The crude technique for testing if a variable (esp based) is aligned correctly for an SSE or AVX instruction is to make a test piece and use an instruction that must be aligned to a minimum boundary. You will find out soon enough if its correct or not. :P
Yea hutch. I still can't figure out what SSEG has anything to do with ESP. Using ASSUME SS don't seem to help either.
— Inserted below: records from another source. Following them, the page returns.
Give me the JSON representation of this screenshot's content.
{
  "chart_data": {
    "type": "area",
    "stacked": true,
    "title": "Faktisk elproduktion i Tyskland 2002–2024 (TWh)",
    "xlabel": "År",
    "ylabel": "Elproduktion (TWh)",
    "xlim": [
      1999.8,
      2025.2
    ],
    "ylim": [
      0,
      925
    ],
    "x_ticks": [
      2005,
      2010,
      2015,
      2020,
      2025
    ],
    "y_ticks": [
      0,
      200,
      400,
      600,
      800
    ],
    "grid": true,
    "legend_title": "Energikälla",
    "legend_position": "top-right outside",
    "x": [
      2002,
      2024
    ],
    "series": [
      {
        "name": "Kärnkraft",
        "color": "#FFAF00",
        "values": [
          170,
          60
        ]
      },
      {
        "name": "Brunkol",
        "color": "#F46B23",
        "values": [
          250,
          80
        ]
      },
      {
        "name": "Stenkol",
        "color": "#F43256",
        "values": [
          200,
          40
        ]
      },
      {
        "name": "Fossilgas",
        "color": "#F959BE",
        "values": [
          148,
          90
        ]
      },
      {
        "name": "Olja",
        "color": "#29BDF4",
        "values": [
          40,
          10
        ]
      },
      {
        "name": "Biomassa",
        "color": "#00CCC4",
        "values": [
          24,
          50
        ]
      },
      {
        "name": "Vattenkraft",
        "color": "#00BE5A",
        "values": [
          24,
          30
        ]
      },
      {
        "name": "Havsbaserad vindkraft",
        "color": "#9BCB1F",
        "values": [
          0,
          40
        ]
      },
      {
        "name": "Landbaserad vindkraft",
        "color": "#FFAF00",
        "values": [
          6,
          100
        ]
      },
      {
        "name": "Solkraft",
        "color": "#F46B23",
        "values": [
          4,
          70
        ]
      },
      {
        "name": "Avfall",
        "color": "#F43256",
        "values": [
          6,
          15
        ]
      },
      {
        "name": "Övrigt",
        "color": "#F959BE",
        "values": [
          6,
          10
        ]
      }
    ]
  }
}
ESP still aligns 4.
This should do the job.
; ¤¤¤¤¤¤¤¤¤¤¤¤¤¤¤¤¤¤¤¤¤¤¤¤¤¤¤¤¤¤¤¤¤¤¤¤¤¤¤¤¤¤¤¤¤¤¤¤¤¤¤¤¤¤¤¤¤¤¤¤¤¤¤¤¤¤¤¤¤¤¤¤¤
include \masm32\include\masm32rt.inc
; ¤¤¤¤¤¤¤¤¤¤¤¤¤¤¤¤¤¤¤¤¤¤¤¤¤¤¤¤¤¤¤¤¤¤¤¤¤¤¤¤¤¤¤¤¤¤¤¤¤¤¤¤¤¤¤¤¤¤¤¤¤¤¤¤¤¤¤¤¤¤¤¤¤
comment * -----------------------------------------------------
Build this template with
"CONSOLE ASSEMBLE AND LINK"
----------------------------------------------------- *
.data?
__esp dd ?
.code
start:
; ¤¤¤¤¤¤¤¤¤¤¤¤¤¤¤¤¤¤¤¤¤¤¤¤¤¤¤¤¤¤¤¤¤¤¤¤¤¤¤¤¤¤¤¤¤¤¤¤¤¤¤¤¤¤¤¤¤¤¤¤¤¤¤¤¤¤¤¤¤¤¤¤¤
call main
inkey
exit
; ¤¤¤¤¤¤¤¤¤¤¤¤¤¤¤¤¤¤¤¤¤¤¤¤¤¤¤¤¤¤¤¤¤¤¤¤¤¤¤¤¤¤¤¤¤¤¤¤¤¤¤¤¤¤¤¤¤¤¤¤¤¤¤¤¤¤¤¤¤¤¤¤¤
main proc
call aligned
ret
main endp
; ¤¤¤¤¤¤¤¤¤¤¤¤¤¤¤¤¤¤¤¤¤¤¤¤¤¤¤¤¤¤¤¤¤¤¤¤¤¤¤¤¤¤¤¤¤¤¤¤¤¤¤¤¤¤¤¤¤¤¤¤¤¤¤¤¤¤¤¤¤¤¤¤¤
OPTION PROLOGUE:NONE
OPTION EPILOGUE:NONE
aligned proc
mov __esp, esp ; save ESP
memalign esp, 1024
sub esp, 1024
; -------------------------------
; see what your alignment is here
; -------------------------------
mov esp, __esp ; restore ESP
ret
aligned endp
OPTION PROLOGUE:PrologueDef
OPTION EPILOGUE:EpilogueDef
; ¤¤¤¤¤¤¤¤¤¤¤¤¤¤¤¤¤¤¤¤¤¤¤¤¤¤¤¤¤¤¤¤¤¤¤¤¤¤¤¤¤¤¤¤¤¤¤¤¤¤¤¤¤¤¤¤¤¤¤¤¤¤¤¤¤¤¤¤¤¤¤¤¤
end start
deleted